Politycy o pakiecie klimatycznym: weto czy kompromis?
2014-10-23, 18:10 | aktualizacja 2014-10-23, 19:10
- Mam nadzieję, że w czasie Rady Europejskiej premier nie będzie musiała zastosować weta, bo jest to rozwiązanie ostateczne - mówi w radiowej Trójce poseł PO Paweł Zalewski. Krzysztof Szczerski z PiS uważa, że Polska nie może przyjąć proponowanych przez UE ograniczeń emisji CO2.
Posłuchaj
Czwartkowo-piątkowy szczyt UE w Brukseli ma uzgodnić nową politykę energetyczno-klimatyczną Unii po 2020 roku. Komisja Europejska proponuje redukcję emisji CO2 o 40 procent do 2030 roku (względem 1990 roku). Chce też, żeby Europa pozyskiwała energię ze źródeł odnawialnych na poziomie 27 procent.
Według polskiego rządu takie limity są zbyt restrykcyjne. Premier Ewa Kopacz zapowiedziała, że będzie się ubiegać o to, by ilość naszych emisji została zachowana i by były one w dyspozycji polskiego rządu. Ten mógłby potem przekazywać je firmom energetycznym, po to, by nie podnosić cen prądu. Premier nie wykluczyła polskiego weta w przypadku niepomyślnych dla nas rozstrzygnięć.

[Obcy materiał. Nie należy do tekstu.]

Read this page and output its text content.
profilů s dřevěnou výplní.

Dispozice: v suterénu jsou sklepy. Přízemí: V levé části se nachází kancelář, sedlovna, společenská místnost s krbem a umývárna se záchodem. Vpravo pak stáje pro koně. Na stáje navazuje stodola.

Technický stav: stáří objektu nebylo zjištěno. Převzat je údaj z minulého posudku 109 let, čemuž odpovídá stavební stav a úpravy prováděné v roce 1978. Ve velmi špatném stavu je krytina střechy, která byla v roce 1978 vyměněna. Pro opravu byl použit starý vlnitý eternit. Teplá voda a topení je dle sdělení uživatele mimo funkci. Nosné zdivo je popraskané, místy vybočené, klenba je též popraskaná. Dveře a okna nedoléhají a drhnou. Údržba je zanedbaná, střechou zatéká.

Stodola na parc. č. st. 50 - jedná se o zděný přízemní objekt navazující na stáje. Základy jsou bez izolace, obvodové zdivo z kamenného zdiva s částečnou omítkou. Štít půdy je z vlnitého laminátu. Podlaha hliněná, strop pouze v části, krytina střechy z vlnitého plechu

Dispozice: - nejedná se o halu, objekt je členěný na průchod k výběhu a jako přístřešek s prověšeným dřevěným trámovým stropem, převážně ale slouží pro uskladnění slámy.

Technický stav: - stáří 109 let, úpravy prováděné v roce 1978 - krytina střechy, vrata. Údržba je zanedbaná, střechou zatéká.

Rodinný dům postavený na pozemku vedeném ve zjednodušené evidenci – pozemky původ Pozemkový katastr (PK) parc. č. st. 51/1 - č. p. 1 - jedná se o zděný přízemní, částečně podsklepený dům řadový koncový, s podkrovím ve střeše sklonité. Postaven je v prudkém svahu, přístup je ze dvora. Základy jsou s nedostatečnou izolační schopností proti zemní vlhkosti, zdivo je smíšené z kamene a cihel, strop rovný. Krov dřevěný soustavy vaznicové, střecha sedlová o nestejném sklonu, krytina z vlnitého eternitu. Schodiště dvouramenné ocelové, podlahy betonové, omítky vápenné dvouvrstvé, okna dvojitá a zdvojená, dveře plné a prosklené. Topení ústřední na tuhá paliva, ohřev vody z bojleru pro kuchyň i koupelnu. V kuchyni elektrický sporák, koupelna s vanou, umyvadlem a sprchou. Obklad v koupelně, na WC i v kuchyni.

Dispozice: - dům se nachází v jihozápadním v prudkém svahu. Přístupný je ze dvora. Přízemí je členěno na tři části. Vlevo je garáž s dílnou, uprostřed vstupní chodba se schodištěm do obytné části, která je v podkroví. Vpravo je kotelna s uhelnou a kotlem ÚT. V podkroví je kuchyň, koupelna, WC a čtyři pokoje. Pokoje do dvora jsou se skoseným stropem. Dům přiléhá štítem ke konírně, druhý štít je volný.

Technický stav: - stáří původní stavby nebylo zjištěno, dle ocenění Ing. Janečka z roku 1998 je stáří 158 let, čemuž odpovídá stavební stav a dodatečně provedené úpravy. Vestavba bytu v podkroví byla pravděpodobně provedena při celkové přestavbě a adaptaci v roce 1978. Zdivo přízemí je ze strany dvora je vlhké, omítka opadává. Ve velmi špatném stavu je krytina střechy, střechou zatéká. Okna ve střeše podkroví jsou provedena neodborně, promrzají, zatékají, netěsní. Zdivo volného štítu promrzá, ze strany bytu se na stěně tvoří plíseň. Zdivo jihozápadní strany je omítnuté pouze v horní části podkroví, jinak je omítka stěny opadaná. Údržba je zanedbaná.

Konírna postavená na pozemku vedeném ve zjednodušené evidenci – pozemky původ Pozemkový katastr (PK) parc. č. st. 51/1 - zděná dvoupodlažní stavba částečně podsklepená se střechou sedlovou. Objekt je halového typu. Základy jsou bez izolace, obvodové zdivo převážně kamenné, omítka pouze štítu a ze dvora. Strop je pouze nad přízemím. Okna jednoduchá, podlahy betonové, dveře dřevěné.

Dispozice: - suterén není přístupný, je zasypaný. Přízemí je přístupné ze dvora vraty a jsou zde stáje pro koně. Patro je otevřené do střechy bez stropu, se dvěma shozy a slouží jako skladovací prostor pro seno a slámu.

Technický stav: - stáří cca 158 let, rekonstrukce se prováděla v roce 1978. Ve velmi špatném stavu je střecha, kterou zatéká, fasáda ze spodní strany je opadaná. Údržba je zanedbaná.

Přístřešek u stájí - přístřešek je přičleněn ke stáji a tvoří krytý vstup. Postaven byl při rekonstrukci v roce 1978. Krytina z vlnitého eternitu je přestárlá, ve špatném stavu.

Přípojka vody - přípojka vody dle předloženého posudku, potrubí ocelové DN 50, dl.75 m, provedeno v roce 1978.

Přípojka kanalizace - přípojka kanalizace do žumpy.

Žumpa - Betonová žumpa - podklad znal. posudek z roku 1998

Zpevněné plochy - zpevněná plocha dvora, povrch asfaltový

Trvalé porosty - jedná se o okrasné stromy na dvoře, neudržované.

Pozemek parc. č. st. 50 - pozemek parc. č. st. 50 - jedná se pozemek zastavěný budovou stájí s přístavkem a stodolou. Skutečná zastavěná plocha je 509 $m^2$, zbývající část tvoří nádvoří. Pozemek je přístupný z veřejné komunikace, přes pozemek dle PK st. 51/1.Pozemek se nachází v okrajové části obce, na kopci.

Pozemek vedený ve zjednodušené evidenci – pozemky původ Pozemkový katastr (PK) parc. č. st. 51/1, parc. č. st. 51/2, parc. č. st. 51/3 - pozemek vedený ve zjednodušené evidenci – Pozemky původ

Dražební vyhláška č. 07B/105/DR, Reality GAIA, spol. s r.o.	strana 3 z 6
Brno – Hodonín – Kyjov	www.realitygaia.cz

Zdaniem Krzysztofa Szczerskiego Polska powinna postawić swoje weto już wcześniejszej. - Naszym celem powinno być zdjęcie punktu dotyczącego pakietu klimatycznego z porządku obrad Rady Europejskiej, bo jeśli zaczną się negocjacje, to obawiam się, że ich logika będzie skłaniała premier Kopacz do coraz dalej idących kompromisów - mówi poseł PiS w audycji "Puls Trójki". Polityk sądzi, że "obawa, by nie być tą osobą, która zerwie szczyt, będzie tak wielka, że premier tej presji nie wytrzyma i podejmie działania kompromisowe". Jego zdaniem to właśnie z tego powodu weto powinno być zgłoszone na początku obrad.
Szczerski sądzi, że nasz kraj nie powinien "wejść w logikę zmniejszania emisji gazów cieplarnianych", bo jest to "bezsensowne w skali globalnej". Tłumaczy, że Europa odpowiada tylko za 11 procent takiej emisji, a dalsze redukcje będą kosztowały Polskę trzy-cztery razy więcej niż inne kraje UE. - One nie uratują klimatu na świecie, a nas będą kosztować bardzo dużo.To jest przeciw Polsce - mówi Szczerski.
Więcej interesujących dyskusji znaleźć można na stronach audycji "Salon polityczny Trójki", "Komentatorzy", "Puls Trójki" i "Śniadanie w Trójce".
Paweł Zalewski ma nadzieję, że w czasie Rady Europejskiej premier Kopacz nie będzie musiała zastosować weta. Przyznaje jednak, że samo zasygnalizowanie takiego rozwiązania jest dobre. Polityk zwraca uwagę na to, że w marcu przyszłego roku zmienia się sposób głosowanie w RE na głosowanie większościowe. - Może być tak, że dziś zawetujemy, a jutro będziemy musieli zgodzić się z rozwiązaniem, które będzie gorsze od możliwego kompromisu zawartego teraz - tłumaczy poseł PO. - Nie przesądzajmy więc sprawy, bo są propozycje porozumienia związane z wyłączeniami dla poszczególnych państw, w tym dla Polski - apeluje gość Trójki.
Zalewski zapewnia, że premier jest jednak przygotowana politycznie, psychicznie i merytorycznie do tego, by nałożyć weto, jeśli kompromis nie będzie odpowiadał naszym interesom. - Taka możliwość jest traktowana poważnie i nie jest to argument negocjacyjny - mówi poseł. Wyjaśnia, że same negocjacje są nauką bycia w UE. - Każdy chce odnieść korzyść dla siebie. Za każdym razem musimy bilansować nasze zyski ze stratami. Cała sztuka dyplomacji w UE polega na tym, żeby na koniec dnia wyjść z zyskiem - podsumowuje Zalewski.